Closed but still in need of monitoring


  • Metro News
  • Saturday, 12 Oct 2019

Firemen dousing the underground fire at the landfill.

SIBU: The underground fire at the closed Seng Ling dumpsite shows how important it is for Sibu Municipal Council (SMC) to continue monitoring the place even after its closure.

Bukit Assek assemblyman Irene Chang said studies had shown that even when not in operation, open landfills still contain and release gases which were harmful to people staying in the area.

“SMC therefore still needs to carefully monitor and maintain Seng Ling dumpsite for up to 30 years following its closure last April, ” she said.

Chang said the council has to ensure that the post-closure care was in accordance to recommended guidelines to ensure that the waste was not leaking and polluting the surrounding environment.

“Proactive steps need to be taken to ensure that SMC practises post-closure care.

“And this care and management is effective in monitoring, eventually leading up to the final cover system to minimise the infiltration of liquids and soil erosion in the dumpsite and surrounding areas, ” she added.

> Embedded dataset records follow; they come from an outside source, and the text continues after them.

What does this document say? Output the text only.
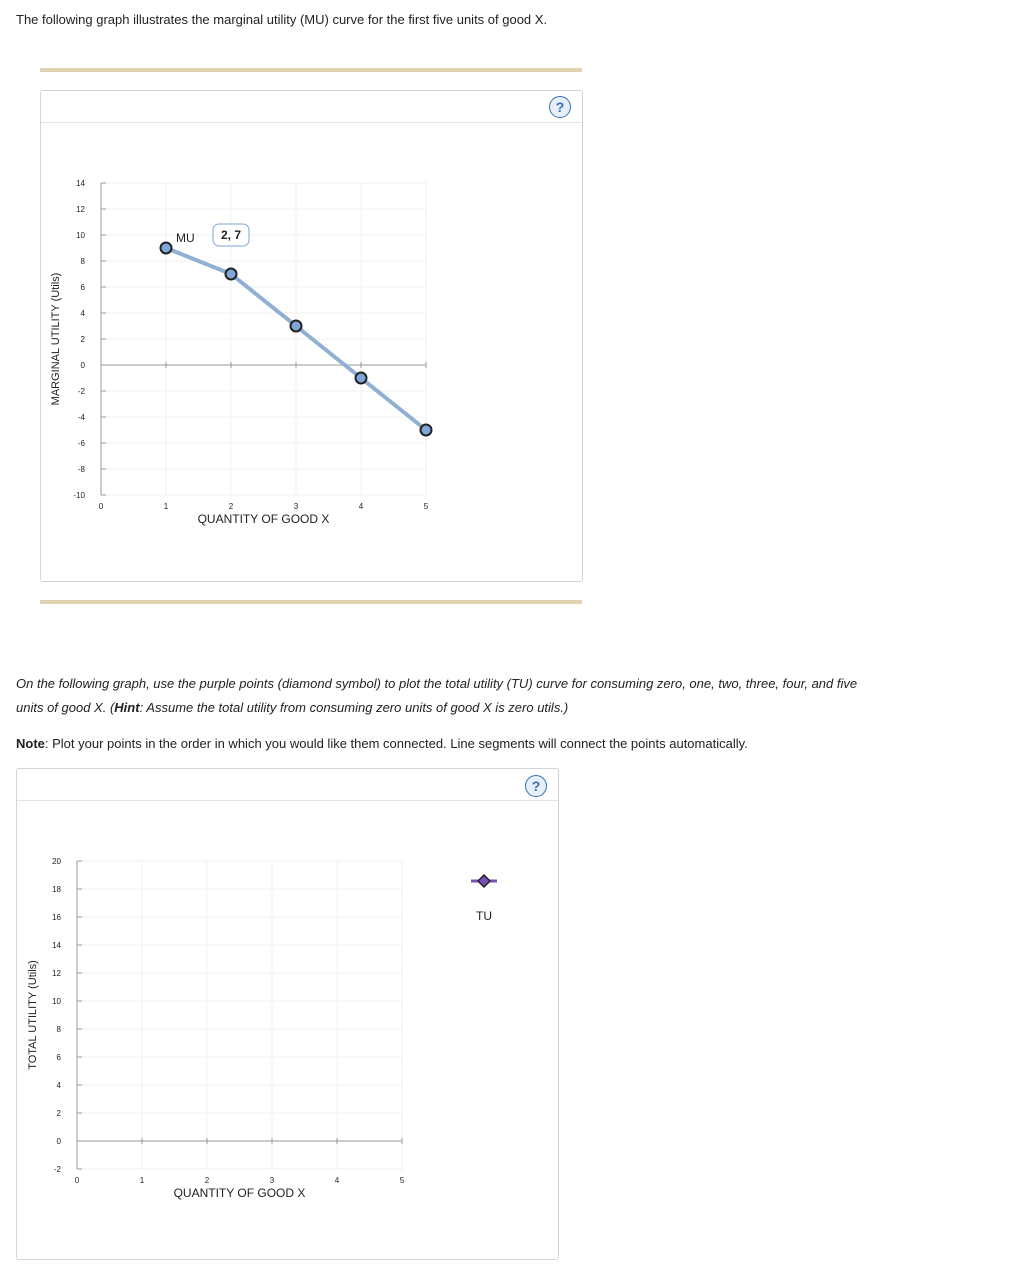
The following graph illustrates the marginal utility (MU) curve for the first five units of good X.
?
14
12
10
8
6
4
2
0
-2
-4
-6
-8
-10
0	1	2	3	4	5
MU 2, 7
QUANTITY OF GOOD X
MARGINAL UTILITY (Utils)
On the following graph, use the purple points (diamond symbol) to plot the total utility (TU) curve for consuming zero, one, two, three, four, and five
units of good X. (Hint: Assume the total utility from consuming zero units of good X is zero utils.)
Note: Plot your points in the order in which you would like them connected. Line segments will connect the points automatically.
?
20
18
16
14
12
10
8
6
4
2
0
-2
0	1	2	3	4	5
TU
QUANTITY OF GOOD X
TOTAL UTILITY (Utils)
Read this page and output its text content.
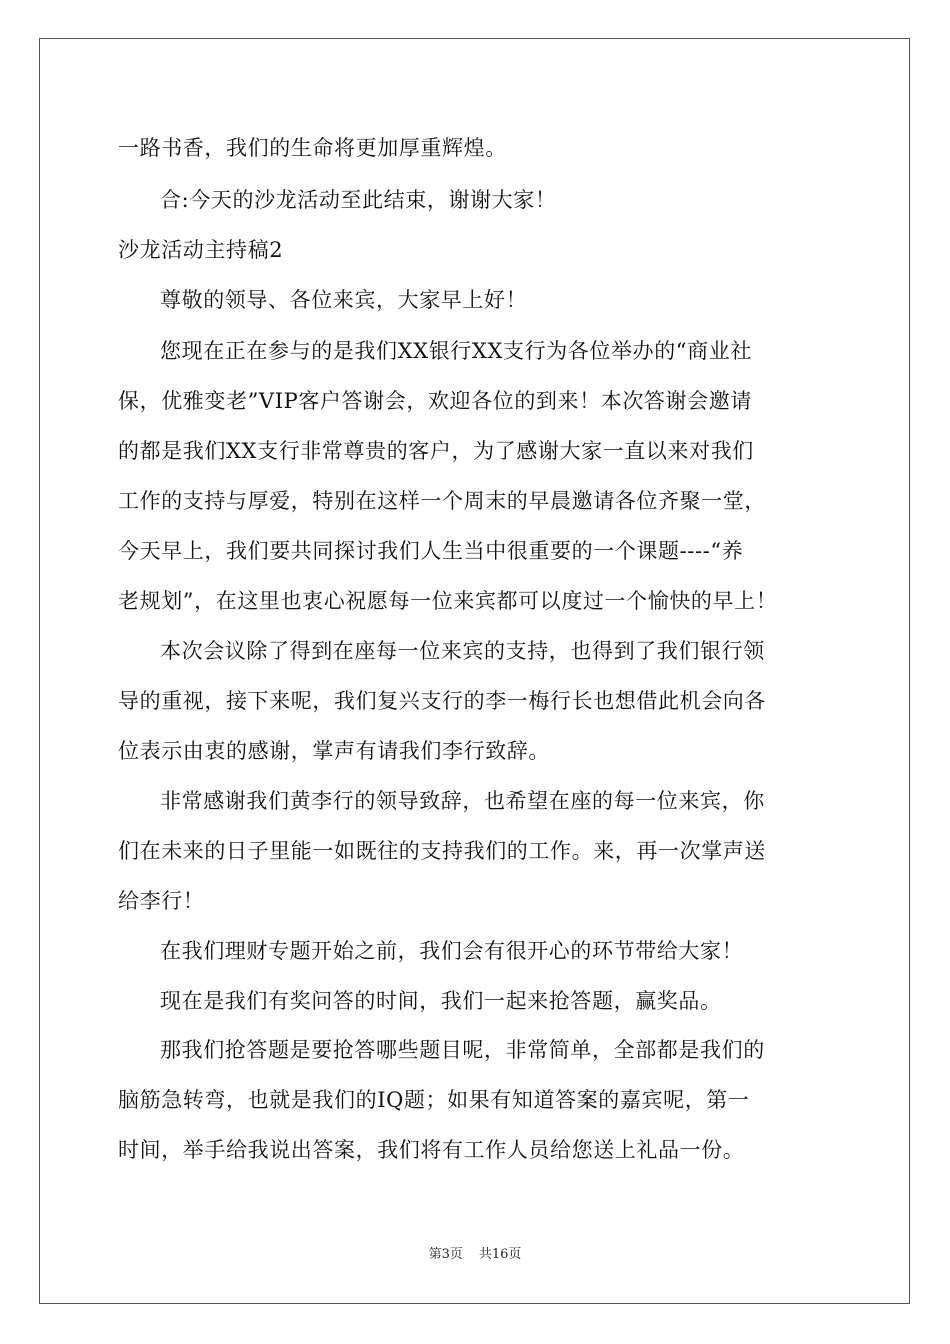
一路书香，我们的生命将更加厚重辉煌。
合:今天的沙龙活动至此结束，谢谢大家！
沙龙活动主持稿2
尊敬的领导、各位来宾，大家早上好！
您现在正在参与的是我们XX银行XX支行为各位举办的“商业社
保，优雅变老”VIP客户答谢会，欢迎各位的到来！本次答谢会邀请
的都是我们XX支行非常尊贵的客户，为了感谢大家一直以来对我们
工作的支持与厚爱，特别在这样一个周末的早晨邀请各位齐聚一堂，
今天早上，我们要共同探讨我们人生当中很重要的一个课题----“养
老规划”，在这里也衷心祝愿每一位来宾都可以度过一个愉快的早上！
本次会议除了得到在座每一位来宾的支持，也得到了我们银行领
导的重视，接下来呢，我们复兴支行的李一梅行长也想借此机会向各
位表示由衷的感谢，掌声有请我们李行致辞。
非常感谢我们黄李行的领导致辞，也希望在座的每一位来宾，你
们在未来的日子里能一如既往的支持我们的工作。来，再一次掌声送
给李行！
在我们理财专题开始之前，我们会有很开心的环节带给大家！
现在是我们有奖问答的时间，我们一起来抢答题，赢奖品。
那我们抢答题是要抢答哪些题目呢，非常简单，全部都是我们的
脑筋急转弯，也就是我们的IQ题；如果有知道答案的嘉宾呢，第一
时间，举手给我说出答案，我们将有工作人员给您送上礼品一份。
第3页 共16页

Chang said she had been keeping in touch with the Fire and Rescue Department to find out the latest status of efforts to douse the underground fire which occurs yearly and sometimes twice or three times a year.

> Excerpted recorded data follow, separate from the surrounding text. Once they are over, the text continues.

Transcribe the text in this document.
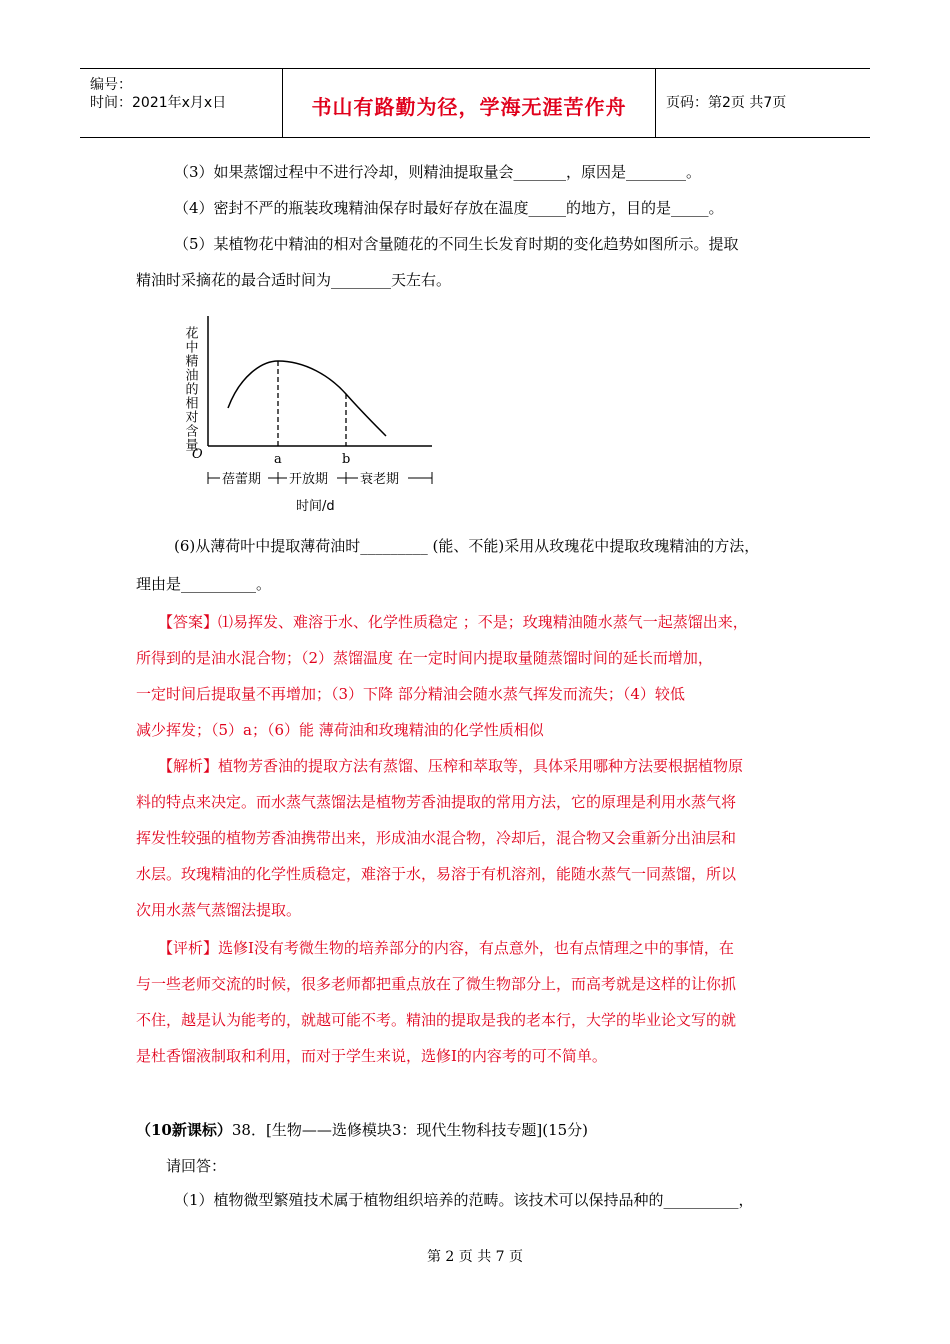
编号：
时间：2021年x月x日	书山有路勤为径，学海无涯苦作舟	页码：第2页 共7页
（3）如果蒸馏过程中不进行冷却，则精油提取量会_______，原因是________。
（4）密封不严的瓶装玫瑰精油保存时最好存放在温度_____的地方，目的是_____。
（5）某植物花中精油的相对含量随花的不同生长发育时期的变化趋势如图所示。提取
精油时采摘花的最合适时间为________天左右。
花中精油的相对含量
O	a	b
蓓蕾期 开放期 衰老期
时间/d
(6)从薄荷叶中提取薄荷油时_________ (能、不能)采用从玫瑰花中提取玫瑰精油的方法，
理由是__________。
【答案】⑴易挥发、难溶于水、化学性质稳定 ；不是；玫瑰精油随水蒸气一起蒸馏出来，
所得到的是油水混合物；（2）蒸馏温度 在一定时间内提取量随蒸馏时间的延长而增加，
一定时间后提取量不再增加；（3）下降 部分精油会随水蒸气挥发而流失；（4）较低
减少挥发；（5）a；（6）能 薄荷油和玫瑰精油的化学性质相似
【解析】植物芳香油的提取方法有蒸馏、压榨和萃取等，具体采用哪种方法要根据植物原
料的特点来决定。而水蒸气蒸馏法是植物芳香油提取的常用方法，它的原理是利用水蒸气将
挥发性较强的植物芳香油携带出来，形成油水混合物，冷却后，混合物又会重新分出油层和
水层。玫瑰精油的化学性质稳定，难溶于水，易溶于有机溶剂，能随水蒸气一同蒸馏，所以
次用水蒸气蒸馏法提取。
【评析】选修Ⅰ没有考微生物的培养部分的内容，有点意外，也有点情理之中的事情，在
与一些老师交流的时候，很多老师都把重点放在了微生物部分上，而高考就是这样的让你抓
不住，越是认为能考的，就越可能不考。精油的提取是我的老本行，大学的毕业论文写的就
是杜香馏液制取和利用，而对于学生来说，选修Ⅰ的内容考的可不简单。
（10新课标）38．[生物——选修模块3：现代生物科技专题](15分)
请回答：
（1）植物微型繁殖技术属于植物组织培养的范畴。该技术可以保持品种的__________，
第 2 页 共 7 页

The council, she said, needed to double its efforts in locating the fire source and come up with solutions to prevent this from occurring on a regular basis.

“The Fire and Rescue Department has been keeping me informed through pictures and videos which show that they, together with SMC, are currently digging the area to find out the source of the fire.

“I hope they can resolve it as soon as possible to prevent prolonged exposure to smoke inhalation for the people staying in the neighbourhood, ” she said.

On squatters staying around the landfills, she said the council should urge the state Local Government and Housing Ministry to relocate them.

“When the presence of the squatters was first detected in October last year, we were made to understand that the state government would look into their relocation.

“Since then, it seems that nothing has been done. Instead, Land and Survey Department served a notice to the squatters to vacate the place by April 12 this year, ” she said.

A trench was also dug across the access road to prevent the squatters from accessing the area.

But this had obviously not stopped the squatters from continuing to occupy the land and there was still no news of the resettlement of the squatters.

She said in May this year, she had again raised the matter at the State Legislative Assembly on plans to relocate the squatters.

However, there was no response by the minister concerned.

“SMC, as the local authority in Sibu, should therefore convince the Local Government and Housing minister to do the needful for these people as I believe that this land belongs to the state, ” she said.